By most measures, India’s fundamentals look enviable. So why hasn’t the market followed suit?
Part of the caution stems from residual worries about growth. GDP slowed to 5.4% in the third quarter of 2024, sparking fears of a cooling economy. But that weakness was largely transitory. Growth rebounded to 7.4–7.8% in the first two quarters of 2025, before the effects of monetary easing and tax cuts had fully filtered through. The Reserve Bank of India has since raised its GDP forecast, and foreign direct investment has jumped 33% in the first four months of this fiscal year to a record $37.7 billion.

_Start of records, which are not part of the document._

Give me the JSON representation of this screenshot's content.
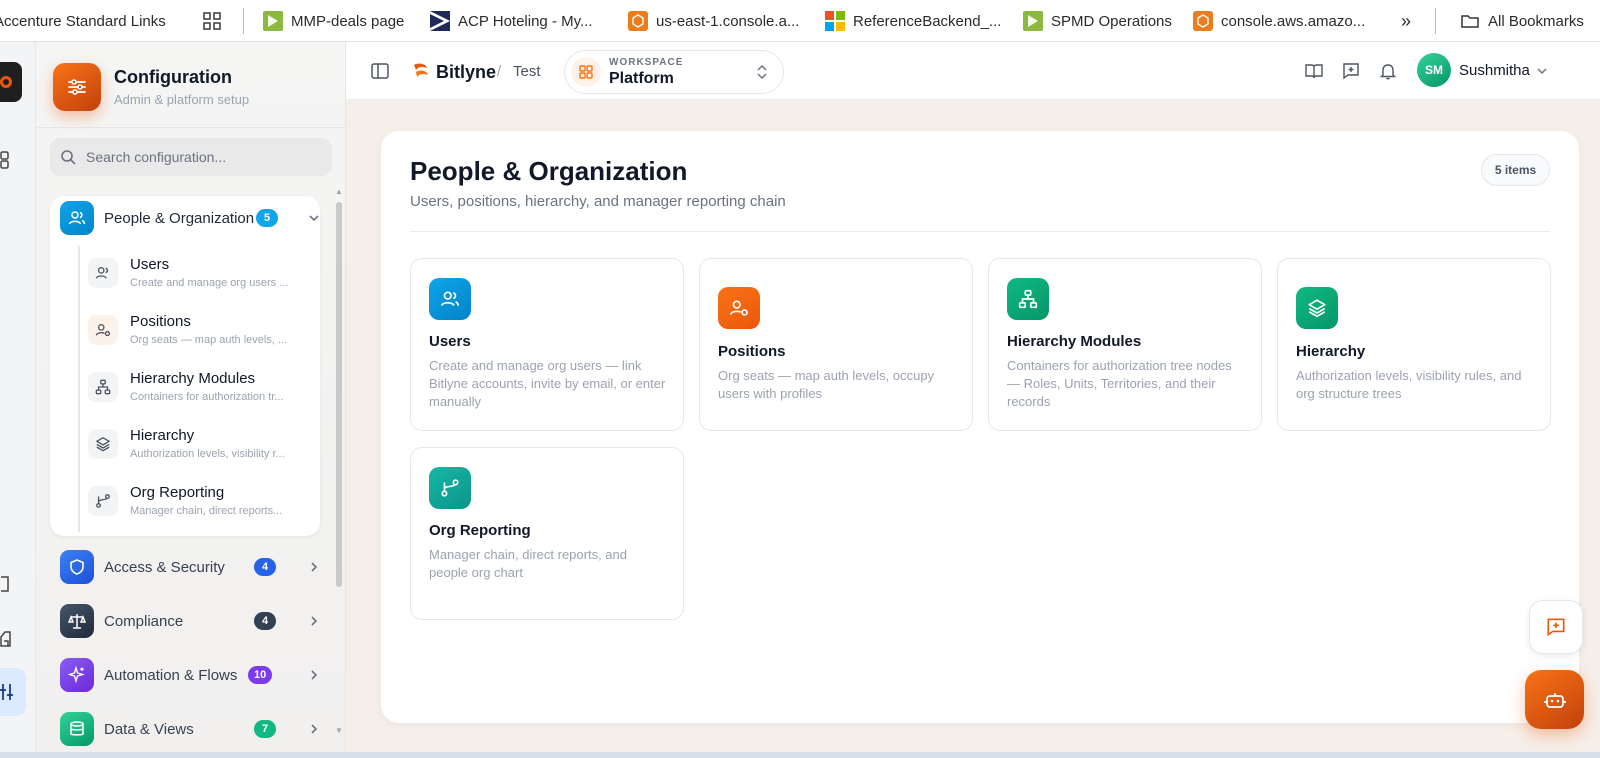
{
  "bookmarks": {
    "items": [
      {
        "label": "Accenture Standard Links"
      },
      {
        "label": "MMP-deals page"
      },
      {
        "label": "ACP Hoteling - My..."
      },
      {
        "label": "us-east-1.console.a..."
      },
      {
        "label": "ReferenceBackend_..."
      },
      {
        "label": "SPMD Operations"
      },
      {
        "label": "console.aws.amazo..."
      }
    ],
    "more_label": "»",
    "all_label": "All Bookmarks"
  },
  "sidebar": {
    "title": "Configuration",
    "subtitle": "Admin & platform setup",
    "search_placeholder": "Search configuration...",
    "open_group": {
      "label": "People & Organization",
      "count": "5",
      "color": "#0ea5e9",
      "items": [
        {
          "title": "Users",
          "desc": "Create and manage org users ..."
        },
        {
          "title": "Positions",
          "desc": "Org seats — map auth levels, ..."
        },
        {
          "title": "Hierarchy Modules",
          "desc": "Containers for authorization tr..."
        },
        {
          "title": "Hierarchy",
          "desc": "Authorization levels, visibility r..."
        },
        {
          "title": "Org Reporting",
          "desc": "Manager chain, direct reports..."
        }
      ]
    },
    "groups": [
      {
        "label": "Access & Security",
        "count": "4",
        "color": "#2563eb"
      },
      {
        "label": "Compliance",
        "count": "4",
        "color": "#334155"
      },
      {
        "label": "Automation & Flows",
        "count": "10",
        "color": "#7c3aed"
      },
      {
        "label": "Data & Views",
        "count": "7",
        "color": "#10b981"
      }
    ]
  },
  "topbar": {
    "brand": "Bitlyne",
    "breadcrumb_sep": "/",
    "crumb": "Test",
    "workspace_label": "WORKSPACE",
    "workspace_value": "Platform",
    "avatar_initials": "SM",
    "user_name": "Sushmitha"
  },
  "main": {
    "title": "People & Organization",
    "subtitle": "Users, positions, hierarchy, and manager reporting chain",
    "count_badge": "5 items",
    "cards": [
      {
        "title": "Users",
        "desc": "Create and manage org users — link Bitlyne accounts, invite by email, or enter manually",
        "color": "#0ea5e9"
      },
      {
        "title": "Positions",
        "desc": "Org seats — map auth levels, occupy users with profiles",
        "color": "#f97316"
      },
      {
        "title": "Hierarchy Modules",
        "desc": "Containers for authorization tree nodes — Roles, Units, Territories, and their records",
        "color": "#10b981"
      },
      {
        "title": "Hierarchy",
        "desc": "Authorization levels, visibility rules, and org structure trees",
        "color": "#10b981"
      },
      {
        "title": "Org Reporting",
        "desc": "Manager chain, direct reports, and people org chart",
        "color": "#14b8a6"
      }
    ]
  }
}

These numbers paint a picture of an economy gaining speed, just in time for the all-important festival and wedding season, traditionally a period of strong consumption.
External noise, internal strength
Another reason for hesitation lies beyond India’s borders. Donald Trump’s re-imposition of tariffs has rattled headlines, but not the foundations of the economy. Exports to the US account for only about 2.5% of India’s GDP. Unlike China’s export-driven model, India’s growth is powered by domestic demand, urbanisation, and the ongoing shift toward a more formal, digital economy.
Meanwhile, global capital has flowed into AI-themed opportunities in Taiwan, Korea and China. Some foreign investors have trimmed Indian positions to fund that rotation. Yet local investors have kept the faith: domestic inflows reached a nine-month high in July 2025, demonstrating continued confidence in their home market.
Valuations: ready to reignite
Valuations, often cited as a concern, now look far more attractive. Price-to-earnings ratios have fallen back to their five-year average, and price-to-book levels are nearing one standard deviation below it, levels difficult to justify given the country’s improved outlook and strong corporate governance.
For investors seeking to tap into the next phase of India’s growth story, there are several high-quality options run by managers with deep, on-the-ground expertise. The UTI India Dynamic Equity Fund benefits from a large investment team based in Mumbai, offering a distinct edge in identifying opportunities across the market. The Goldman Sachs India Equity Portfolio provides a well-diversified, all-weather approach, backed by an experienced Asia-based team, while the Chikara Indian Subcontinent Fund takes a high-conviction, index-agnostic stance, focusing on structurally growing sectors led by shareholder-aligned management teams.
This Diwali, as homes across India are illuminated, investors might also find reason to light a lamp for the nation’s equity market. The disconnect between economic reality and market performance looks temporary. As global investors eventually take profits from AI-heavy markets and refocus on structural growth stories, India, the third-largest weighting in emerging-market indices, should once again shine brightly.